On a quaint chalet beside a river overlooking a green forest, cast members of an unfinished play converge to finalize casting and rehearse lines. Nothing is a simple in a French film. Steamy sex scenes between Harriet, a pert young blonde as lead actress, and the bald, wrinkled but fit Auguste seems unpalatable at first. That is until you realize the context of their relationship. Harriet is the ex wife of Auguste, neither of them can seem to really let go of their 'lust' for each other. Both of them have their own motives in their continued dalliances.
As the movie goes on, you realize why and how Auguste is attractive. He is a brilliant playwright who is as eloquent in the spoken word as he is in the written form. Pascal Greggory easily inhabits that persona of an irresistible 'beautiful mind.' Perhaps the role is partly autobiographical for writer director Jacques Doillon who has won awards at the Venice, Berlin and Cannes fests. One of which is the France Culture Award at Cannes for his 2003 film Raja.
Harriet isn't the typical actress using her body to get what she wants. She knows how Auguste thinks and feels using that to her advantage. Julie Depardieu who plays her has transcended her illustrious parents' name (Gerard and Elisabeth Depardieu). Julie has won two Cesar awards. She is able to play the temptress role very convincingly manipulating the men in her life at will. She also seduces a young red head Fanny (Agathe Bonitzer) to suit her own purpose.
The film seems almost like a stage play, shot in one location relying on dialogue to push the story forward.

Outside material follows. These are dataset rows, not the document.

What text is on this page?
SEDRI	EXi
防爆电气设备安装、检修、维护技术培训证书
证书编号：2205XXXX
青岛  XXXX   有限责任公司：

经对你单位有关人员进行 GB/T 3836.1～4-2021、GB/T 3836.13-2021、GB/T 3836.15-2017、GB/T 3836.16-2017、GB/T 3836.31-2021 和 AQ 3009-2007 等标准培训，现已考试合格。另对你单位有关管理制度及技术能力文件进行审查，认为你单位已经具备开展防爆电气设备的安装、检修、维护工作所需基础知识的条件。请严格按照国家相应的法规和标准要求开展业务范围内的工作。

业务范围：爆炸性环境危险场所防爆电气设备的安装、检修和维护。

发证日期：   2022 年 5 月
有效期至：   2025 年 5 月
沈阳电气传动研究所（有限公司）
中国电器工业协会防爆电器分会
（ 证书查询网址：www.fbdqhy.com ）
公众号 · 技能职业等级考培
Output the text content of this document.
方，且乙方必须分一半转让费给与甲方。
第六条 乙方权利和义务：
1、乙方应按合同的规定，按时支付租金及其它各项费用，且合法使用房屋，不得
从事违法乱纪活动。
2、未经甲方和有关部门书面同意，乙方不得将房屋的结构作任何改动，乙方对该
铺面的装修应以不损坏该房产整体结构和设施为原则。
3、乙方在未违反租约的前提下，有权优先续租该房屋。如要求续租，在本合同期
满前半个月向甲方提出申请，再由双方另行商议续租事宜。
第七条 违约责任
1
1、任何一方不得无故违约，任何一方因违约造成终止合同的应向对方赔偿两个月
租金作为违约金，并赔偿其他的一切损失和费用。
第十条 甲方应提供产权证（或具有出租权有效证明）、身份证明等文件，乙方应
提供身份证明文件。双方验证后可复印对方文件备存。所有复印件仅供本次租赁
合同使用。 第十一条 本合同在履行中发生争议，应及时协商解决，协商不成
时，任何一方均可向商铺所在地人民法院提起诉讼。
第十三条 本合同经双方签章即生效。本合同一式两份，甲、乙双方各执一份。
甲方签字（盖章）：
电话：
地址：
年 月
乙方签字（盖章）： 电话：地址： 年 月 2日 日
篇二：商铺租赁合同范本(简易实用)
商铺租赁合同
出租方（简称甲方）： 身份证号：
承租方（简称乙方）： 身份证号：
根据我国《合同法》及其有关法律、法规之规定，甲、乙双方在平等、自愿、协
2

One could easily stage the film to a play if desired. You only need a cast as skillful and magnetic to draw audiences in. La Mariage À Troi is definitely sexier than Roman Polanski's Carnage (Kate Winslet, Jodie Foster, Cristoph Waltz and John C. Reilly), which was based on a successful play.
In this film women are the ones who are making the real choices. Fanny even though she seems young and naïve, has a clear idea of what is sexually attractive to her. She repeatedly rejects the advances of the young actor Theo (Louis Garrel) even if he is far more physically attractive than Auguste. She says to Theo, "I see you as a girl. I like women and girls unlike you." The characters and dialogue are bitingly real because people really are complex in their emotions and relationships.